In my case error occurred because the script couldn't find $88D2, but if it would find it, a label would be added as usual. So you need to double check all tbl_ labels and correct them if needed.

Note that some tables can be only 1 byte length, for example code can read byte 20 from $89AB via LDA $89AB instruction, not via LDA #$20 instruction. If these addresses don't have labels, you're in a trouble when you start to edit and shift code. However, my script doesn't find these cases. You can do this manually by searching in Notepad++ with a specific regular expression - (LDA|LDX|LDY|INC|DEC|CMP|ADC|SBC|ORA|AND|EOR|ASL|ROL|LSR|ROR|BIT).\$(6|7|8|9|A|B|C|D|E|F)....\n

Label JMP/JSR [range]

This script also takes Labeling range as an argument, but it labels JMP (absolute 4C) and JSR instructions only. Labels for JMP will look like loc_, and for JSR - sub_.

There is less room for errors than with Label tables script, however some JMP and JSR instructions can actually point to the address in another bank. You need to keep an eye on bankswitching routines and see what bank it selects before executing a JMP/JSR. Luckily that's not a very common case.

Taken together sub_, loc_ and ofs_ labels, which are all highlighted with blue syntax, you can see how exactly code gets to these locations. Also, there can be a room for optimizations, like sometimes JMP can jump directly to RTS (look at the loc_8A90 label on the previous screenshot), meaning you can use another RTS instead of that JMP, saving 2 bytes of space and 3 CPU cycles.
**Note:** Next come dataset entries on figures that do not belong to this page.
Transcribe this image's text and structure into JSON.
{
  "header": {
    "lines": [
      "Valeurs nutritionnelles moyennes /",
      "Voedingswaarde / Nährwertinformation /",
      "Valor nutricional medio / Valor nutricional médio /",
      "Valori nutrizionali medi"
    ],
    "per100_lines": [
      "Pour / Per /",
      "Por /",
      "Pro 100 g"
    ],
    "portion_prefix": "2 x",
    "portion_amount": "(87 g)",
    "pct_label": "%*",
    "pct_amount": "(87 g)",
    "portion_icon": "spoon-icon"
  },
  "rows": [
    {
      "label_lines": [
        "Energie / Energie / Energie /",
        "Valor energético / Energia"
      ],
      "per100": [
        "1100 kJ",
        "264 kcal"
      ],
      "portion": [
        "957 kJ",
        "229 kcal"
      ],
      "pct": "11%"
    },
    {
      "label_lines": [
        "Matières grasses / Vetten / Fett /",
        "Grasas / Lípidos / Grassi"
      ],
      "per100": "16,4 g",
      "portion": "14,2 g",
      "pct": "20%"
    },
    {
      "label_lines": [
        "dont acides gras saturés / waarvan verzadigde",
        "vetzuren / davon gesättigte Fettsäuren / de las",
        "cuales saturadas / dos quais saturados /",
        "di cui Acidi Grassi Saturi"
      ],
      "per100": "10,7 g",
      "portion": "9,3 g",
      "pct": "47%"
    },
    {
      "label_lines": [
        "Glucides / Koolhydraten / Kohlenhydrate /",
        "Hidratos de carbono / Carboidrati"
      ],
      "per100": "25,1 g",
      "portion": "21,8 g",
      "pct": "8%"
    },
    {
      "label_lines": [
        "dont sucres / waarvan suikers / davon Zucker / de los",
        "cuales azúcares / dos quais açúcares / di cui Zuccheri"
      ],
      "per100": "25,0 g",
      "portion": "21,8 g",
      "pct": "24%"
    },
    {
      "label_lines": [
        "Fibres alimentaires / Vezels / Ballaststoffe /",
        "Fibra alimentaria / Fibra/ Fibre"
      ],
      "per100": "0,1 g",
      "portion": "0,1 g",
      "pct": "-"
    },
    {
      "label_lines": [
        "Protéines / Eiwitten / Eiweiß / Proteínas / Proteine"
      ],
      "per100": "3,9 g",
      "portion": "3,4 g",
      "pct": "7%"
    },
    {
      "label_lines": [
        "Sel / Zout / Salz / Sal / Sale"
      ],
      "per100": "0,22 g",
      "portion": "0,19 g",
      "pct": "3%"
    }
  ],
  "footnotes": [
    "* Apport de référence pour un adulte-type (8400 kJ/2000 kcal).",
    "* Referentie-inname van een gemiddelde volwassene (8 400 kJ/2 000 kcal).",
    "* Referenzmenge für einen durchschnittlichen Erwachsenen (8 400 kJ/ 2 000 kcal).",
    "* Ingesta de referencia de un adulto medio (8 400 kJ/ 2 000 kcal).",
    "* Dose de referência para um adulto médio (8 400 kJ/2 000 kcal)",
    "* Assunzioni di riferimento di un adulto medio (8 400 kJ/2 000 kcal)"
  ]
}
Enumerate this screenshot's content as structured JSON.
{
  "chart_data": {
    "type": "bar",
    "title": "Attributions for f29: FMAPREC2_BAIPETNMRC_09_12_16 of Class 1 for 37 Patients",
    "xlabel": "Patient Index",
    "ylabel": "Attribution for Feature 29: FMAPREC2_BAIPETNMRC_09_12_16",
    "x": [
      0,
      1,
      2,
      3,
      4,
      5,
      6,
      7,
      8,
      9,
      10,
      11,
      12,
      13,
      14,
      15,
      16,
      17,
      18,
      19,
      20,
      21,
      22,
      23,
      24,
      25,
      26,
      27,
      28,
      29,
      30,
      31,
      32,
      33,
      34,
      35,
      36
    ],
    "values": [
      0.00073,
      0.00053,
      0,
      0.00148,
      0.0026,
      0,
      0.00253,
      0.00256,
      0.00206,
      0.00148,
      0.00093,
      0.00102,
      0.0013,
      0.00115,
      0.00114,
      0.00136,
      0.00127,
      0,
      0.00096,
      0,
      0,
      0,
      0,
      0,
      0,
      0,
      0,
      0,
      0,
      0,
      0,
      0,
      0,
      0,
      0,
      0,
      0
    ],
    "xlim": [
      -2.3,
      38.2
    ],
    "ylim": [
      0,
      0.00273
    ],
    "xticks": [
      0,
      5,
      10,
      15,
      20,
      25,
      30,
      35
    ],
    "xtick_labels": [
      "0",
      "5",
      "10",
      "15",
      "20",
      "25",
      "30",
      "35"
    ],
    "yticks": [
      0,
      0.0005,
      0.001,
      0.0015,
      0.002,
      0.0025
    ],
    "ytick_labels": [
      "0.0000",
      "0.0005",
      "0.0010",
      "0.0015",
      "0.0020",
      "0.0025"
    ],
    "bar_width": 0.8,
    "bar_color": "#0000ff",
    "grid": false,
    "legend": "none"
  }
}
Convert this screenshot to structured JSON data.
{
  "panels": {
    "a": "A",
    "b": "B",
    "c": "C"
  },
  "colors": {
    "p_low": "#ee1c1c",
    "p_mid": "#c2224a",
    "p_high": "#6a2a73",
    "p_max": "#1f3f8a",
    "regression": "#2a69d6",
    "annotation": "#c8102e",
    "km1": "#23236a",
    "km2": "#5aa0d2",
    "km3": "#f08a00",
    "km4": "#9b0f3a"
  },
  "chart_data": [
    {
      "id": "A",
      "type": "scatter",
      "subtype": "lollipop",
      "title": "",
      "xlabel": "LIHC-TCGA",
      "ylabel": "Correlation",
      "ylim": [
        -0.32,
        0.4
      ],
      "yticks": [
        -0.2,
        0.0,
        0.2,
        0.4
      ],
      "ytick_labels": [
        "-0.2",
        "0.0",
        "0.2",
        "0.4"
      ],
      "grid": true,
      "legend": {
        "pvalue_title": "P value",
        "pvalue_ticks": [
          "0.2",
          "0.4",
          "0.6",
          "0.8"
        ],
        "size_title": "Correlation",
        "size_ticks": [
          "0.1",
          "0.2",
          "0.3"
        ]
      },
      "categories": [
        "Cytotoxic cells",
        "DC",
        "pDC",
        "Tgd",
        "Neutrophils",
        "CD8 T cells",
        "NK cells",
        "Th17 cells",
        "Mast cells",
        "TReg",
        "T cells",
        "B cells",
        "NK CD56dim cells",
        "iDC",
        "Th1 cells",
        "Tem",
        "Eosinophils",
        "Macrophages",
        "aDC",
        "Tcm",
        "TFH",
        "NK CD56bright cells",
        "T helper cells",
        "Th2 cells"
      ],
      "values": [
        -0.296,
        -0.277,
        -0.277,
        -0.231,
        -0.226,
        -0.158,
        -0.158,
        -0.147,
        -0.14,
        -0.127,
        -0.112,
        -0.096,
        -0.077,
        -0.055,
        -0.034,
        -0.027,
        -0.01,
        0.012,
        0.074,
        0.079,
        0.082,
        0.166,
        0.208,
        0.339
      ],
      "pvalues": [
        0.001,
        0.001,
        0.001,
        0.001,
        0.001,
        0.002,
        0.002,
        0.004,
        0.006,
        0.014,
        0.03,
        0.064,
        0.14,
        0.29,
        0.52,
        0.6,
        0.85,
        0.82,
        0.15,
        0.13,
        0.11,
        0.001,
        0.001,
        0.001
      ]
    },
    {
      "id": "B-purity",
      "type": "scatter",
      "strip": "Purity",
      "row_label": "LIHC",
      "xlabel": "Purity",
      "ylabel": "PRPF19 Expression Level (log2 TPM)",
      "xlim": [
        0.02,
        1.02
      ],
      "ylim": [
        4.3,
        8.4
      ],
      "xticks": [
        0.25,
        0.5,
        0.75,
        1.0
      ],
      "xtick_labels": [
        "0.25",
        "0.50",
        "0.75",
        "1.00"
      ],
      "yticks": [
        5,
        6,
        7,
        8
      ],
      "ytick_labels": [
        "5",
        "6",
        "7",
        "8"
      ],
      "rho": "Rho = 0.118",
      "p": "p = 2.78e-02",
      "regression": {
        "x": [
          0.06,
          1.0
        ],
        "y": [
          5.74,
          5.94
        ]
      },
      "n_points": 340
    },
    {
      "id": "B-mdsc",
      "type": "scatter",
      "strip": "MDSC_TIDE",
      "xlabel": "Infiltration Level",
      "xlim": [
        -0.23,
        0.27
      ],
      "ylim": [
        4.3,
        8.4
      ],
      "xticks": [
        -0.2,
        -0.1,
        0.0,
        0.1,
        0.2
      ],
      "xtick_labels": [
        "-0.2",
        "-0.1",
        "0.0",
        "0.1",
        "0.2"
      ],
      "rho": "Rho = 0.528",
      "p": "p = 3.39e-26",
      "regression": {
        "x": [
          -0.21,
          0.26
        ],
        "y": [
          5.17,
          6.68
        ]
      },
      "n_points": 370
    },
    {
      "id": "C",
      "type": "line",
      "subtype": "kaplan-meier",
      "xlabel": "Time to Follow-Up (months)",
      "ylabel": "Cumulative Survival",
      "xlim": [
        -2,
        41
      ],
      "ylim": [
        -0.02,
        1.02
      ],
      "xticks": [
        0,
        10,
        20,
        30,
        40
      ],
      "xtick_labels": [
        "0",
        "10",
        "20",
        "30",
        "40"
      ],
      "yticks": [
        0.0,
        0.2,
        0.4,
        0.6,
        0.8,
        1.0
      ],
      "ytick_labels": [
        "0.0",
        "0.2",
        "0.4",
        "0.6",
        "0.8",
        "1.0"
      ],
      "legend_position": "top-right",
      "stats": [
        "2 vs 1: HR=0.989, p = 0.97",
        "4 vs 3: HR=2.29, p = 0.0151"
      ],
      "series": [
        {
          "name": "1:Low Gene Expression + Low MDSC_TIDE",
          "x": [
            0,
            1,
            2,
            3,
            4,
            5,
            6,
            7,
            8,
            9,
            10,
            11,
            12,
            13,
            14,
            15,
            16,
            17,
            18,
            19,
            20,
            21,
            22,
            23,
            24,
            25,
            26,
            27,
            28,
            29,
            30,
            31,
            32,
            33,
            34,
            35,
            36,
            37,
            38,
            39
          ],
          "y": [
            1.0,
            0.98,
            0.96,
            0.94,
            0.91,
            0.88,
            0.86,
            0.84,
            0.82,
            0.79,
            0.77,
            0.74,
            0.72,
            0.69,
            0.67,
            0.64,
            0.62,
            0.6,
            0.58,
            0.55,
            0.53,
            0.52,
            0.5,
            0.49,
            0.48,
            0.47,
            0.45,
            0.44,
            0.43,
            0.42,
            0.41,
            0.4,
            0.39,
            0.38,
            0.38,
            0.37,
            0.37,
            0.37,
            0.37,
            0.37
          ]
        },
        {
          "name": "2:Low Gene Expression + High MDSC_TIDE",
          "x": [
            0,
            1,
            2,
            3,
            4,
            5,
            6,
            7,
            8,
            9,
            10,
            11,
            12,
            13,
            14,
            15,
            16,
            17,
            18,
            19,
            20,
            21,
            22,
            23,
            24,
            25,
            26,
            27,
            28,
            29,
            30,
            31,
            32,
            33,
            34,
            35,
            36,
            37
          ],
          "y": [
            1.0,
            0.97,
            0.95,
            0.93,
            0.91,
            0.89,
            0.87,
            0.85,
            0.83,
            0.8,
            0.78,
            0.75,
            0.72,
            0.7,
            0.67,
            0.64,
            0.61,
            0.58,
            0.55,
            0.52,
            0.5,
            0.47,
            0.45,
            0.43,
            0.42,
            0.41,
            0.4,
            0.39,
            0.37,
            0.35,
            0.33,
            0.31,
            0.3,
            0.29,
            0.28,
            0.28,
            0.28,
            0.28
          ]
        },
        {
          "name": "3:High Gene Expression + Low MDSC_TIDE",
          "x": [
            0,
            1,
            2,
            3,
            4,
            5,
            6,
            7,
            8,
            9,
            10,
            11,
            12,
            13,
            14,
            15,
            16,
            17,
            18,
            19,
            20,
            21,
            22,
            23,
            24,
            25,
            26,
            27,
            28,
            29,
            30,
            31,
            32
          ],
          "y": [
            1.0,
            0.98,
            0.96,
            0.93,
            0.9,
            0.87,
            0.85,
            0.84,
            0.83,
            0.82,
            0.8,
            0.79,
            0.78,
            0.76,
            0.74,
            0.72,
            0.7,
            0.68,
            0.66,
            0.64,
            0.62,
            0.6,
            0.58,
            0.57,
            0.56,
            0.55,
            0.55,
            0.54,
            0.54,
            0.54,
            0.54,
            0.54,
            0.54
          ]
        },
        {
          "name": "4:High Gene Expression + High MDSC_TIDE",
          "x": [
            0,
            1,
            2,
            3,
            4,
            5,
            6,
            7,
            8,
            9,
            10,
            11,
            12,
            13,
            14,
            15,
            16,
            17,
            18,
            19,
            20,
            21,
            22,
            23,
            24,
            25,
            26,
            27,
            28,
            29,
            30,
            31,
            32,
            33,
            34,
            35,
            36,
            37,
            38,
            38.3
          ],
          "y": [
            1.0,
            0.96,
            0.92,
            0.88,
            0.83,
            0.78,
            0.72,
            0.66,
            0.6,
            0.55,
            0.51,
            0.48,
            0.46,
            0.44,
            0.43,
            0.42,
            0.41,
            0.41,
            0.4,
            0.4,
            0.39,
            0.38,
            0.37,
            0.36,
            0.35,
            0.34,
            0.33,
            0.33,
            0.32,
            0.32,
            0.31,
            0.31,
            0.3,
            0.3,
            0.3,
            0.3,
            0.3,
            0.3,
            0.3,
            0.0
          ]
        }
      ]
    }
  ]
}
And just like with Label tables script, you can test unintended ranges to search for jumps into another bank.

--- OTHER ---

Clear console

Simply clears the console if you want to clear it for some reason.

Paste counter and increase it

Pastes counter to the text file, depending on the current value and Counter mode. After that the counter is increased by 1. It can be used together with some marco to add comments to bytes from tables or whatever.